В исламской теологии такое продолжение развития не удалось. Реза Хайятпур, бывший шиитский священнослужитель, ныне работающий в университете Бамберга, говорит об этом: «Историко-критический метод, который со времён Просвещения по сей день пробивал себе путь в западное образование, не мог даже зачаточно пробудить интерес исламских теологов. Содержание веры и тексты откровения, согласно их официальной теологии, нельзя подвергать историко-критическому методу». Теологи, которые делают или делали это, не получают кафедру, а то и вовсе преследуются. Это относится к Ирану и Египту в равной мере{353}
. Другими словами: господствующая теология ислама отвергает в своей совокупности просвещение и тем самым остаётся в прошлом.По этой причине умеренные и радикальные сочинения, а также и те, что призывают к насилию, вновь и вновь вдруг оказываются рядом: «Имам женевской мечети, Хани Рамадан, вызвал большое раздражение, выступив за побивание камнями неверных жён. Его собственный брат, социолог Тарик Рамадан, напротив, настойчиво выступает за мораторий на телесные наказания в исламском мире». Der Spiegel резюмирует: «Ясно одно: женщинам в исламе в любом случае предстоит ещё долгий путь»{354}
.Коран имеет «абсолютное притязание на истину», пишет немецкий востоковед Тильман Нагель, поэтому многие мусульмане считают смену религии, отречение от веры тяжким грехом, за который полагается, по мнению многих исламских учёных в Саудовской Аравии и Афганистане, смертная казнь. При этом как раз смена религии или переход к атеизму и является тестом на свободу совести, Там, где такой переход возможен без опасности и санкций, можно не рассуждать о свободе совести. «Важнейшим индикатором для отказа ислама примириться, наконец, с современностью является его глубоко укоренившаяся враждебность по отношению к плюрализму, — пишут британские журналисты Джон Миклетуэйт и Эдриен Вулдридж. — Сосуществование различных мировоззрений есть решающий признак современности»{355}
.На основании того факта, что ислам в преобладающем большинстве своих течений отказывается от просвещения и отвергает плюрализм, он не может мыслиться без исламизма и терроризма, хотя 95 % мусульман миролюбивы. Переходы размыты, идеологии слишком сильны, а плотность насильственных и террористических событий слишком велика.
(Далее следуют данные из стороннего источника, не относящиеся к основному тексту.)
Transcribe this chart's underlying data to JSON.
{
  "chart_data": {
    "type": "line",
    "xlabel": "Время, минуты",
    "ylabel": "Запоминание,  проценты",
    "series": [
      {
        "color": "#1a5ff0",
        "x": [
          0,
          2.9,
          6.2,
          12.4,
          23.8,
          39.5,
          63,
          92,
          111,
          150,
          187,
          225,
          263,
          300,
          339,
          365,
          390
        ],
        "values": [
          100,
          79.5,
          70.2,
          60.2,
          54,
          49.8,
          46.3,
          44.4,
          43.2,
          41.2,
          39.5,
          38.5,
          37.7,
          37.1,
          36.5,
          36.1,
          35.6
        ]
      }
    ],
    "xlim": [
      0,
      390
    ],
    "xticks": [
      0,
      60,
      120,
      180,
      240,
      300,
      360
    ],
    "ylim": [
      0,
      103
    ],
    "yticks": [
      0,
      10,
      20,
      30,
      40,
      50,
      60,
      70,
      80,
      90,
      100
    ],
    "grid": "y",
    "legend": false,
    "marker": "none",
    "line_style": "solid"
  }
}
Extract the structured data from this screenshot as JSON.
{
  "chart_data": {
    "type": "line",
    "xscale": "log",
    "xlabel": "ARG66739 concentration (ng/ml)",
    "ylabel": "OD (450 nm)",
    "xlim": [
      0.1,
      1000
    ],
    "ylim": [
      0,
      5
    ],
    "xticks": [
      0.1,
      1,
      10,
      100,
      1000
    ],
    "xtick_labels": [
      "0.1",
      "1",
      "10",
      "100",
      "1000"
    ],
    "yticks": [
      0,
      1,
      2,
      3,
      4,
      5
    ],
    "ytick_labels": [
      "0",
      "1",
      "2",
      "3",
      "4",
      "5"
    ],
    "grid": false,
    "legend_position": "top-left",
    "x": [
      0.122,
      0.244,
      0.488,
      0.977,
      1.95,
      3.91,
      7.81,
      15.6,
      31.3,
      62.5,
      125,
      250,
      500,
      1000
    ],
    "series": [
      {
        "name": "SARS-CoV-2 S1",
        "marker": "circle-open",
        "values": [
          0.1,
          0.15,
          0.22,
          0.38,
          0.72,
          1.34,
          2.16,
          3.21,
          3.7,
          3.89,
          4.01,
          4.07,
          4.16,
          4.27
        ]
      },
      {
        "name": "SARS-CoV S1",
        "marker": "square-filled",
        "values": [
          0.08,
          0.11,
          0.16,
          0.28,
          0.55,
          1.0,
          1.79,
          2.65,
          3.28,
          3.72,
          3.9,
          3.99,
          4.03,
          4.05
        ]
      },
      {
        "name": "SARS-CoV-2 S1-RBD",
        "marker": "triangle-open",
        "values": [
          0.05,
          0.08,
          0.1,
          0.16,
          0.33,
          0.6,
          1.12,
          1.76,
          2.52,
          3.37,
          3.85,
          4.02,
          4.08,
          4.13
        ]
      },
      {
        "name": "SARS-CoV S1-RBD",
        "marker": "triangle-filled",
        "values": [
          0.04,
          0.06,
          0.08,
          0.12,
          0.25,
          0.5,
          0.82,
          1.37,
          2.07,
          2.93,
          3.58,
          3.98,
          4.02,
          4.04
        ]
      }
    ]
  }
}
Мусульмане в Германии и остальной Европе подвержены культурному и религиозному влиянию, которое скрыто от наших глаз и которым мы тем более не можем управлять. Мы терпим рост культурно отличного от нас меньшинства, укоренение которого в секулярном обществе недостаточно, оно не обладает нашим масштабом толерантности и плодится сильнее, чем общество, принявшее его к себе. Нам нельзя закрывать глаза на противоречивые движения в исламском мире и на тенденцию к распространению радикализации, которая, кстати, не имеет ничего общего с бедностью и необразованностью, что нам вновь и вновь пытаются внушить. История исламского терроризма всё больше показывает, что как раз образованные молодые мужчины из благополучных мусульманских семей, с учётом того, что становится всё больше обращённых в эту веру из европейских стран, особенно восприимчивы к радикальным позициям вплоть до пособничества террору{356}
. Клод Берли обработал 285 биографий «мучеников», о смерти которых сообщалось в журналах движения ХАМАС. Они редко были выходцами из бедных семей и зачастую посещали колледж или университет{357}. Навид Кермани также обвиняет интеллектуальный вампиризм ортодоксального ислама{358}. Он указывает на то, что террористы и убийцы приходят вовсе не из параллельного общества, а, скорее, из буржуазных образованных слоёв, где обращение к исламизму представляет собой романтический поиск своих предполагаемых корней, но традиции его поняты ложно, поскольку в исламизме однозначность (и тем самым радикальность) заступает на место традиционной исламской двусмысленности. В остальном Кермани не оспаривает тот факт, что исламистские и потенциально террористские тенденции во всём исламском мире нарастают. Это подтверждает статистика: насилие и террор из исламистского угла по всему миру не убывает, а увеличивается. В 2009 г. в США было столько террористических актов и покушений на убийство, как ни в каком другом году со времени 11 сентября 2001 г.{359}Нечёткая разделительная линия между исламом и радикализмом, фундаментализмом и насилием, высокая фертильность мусульманских мигрантов и подавление женщин, которое многих отталкивает, — всё это подготавливает немусульманскому населению лишние заботы и вызывает рост отторжения исламской миграции не только в Германии, но и по всей Европе. Эти заботы и тревоги, оправданные или нет, подвергаются доносительству под клеймом «исламофобии» — понятие, которое охотно приводят наряду с «расизмом» и «антисемитизмом»{360}
. Это должно произвести эффект запугивания. Турецкий премьер-министр Эрдоган использует это слово особенно часто, и это ему ещё аукнется.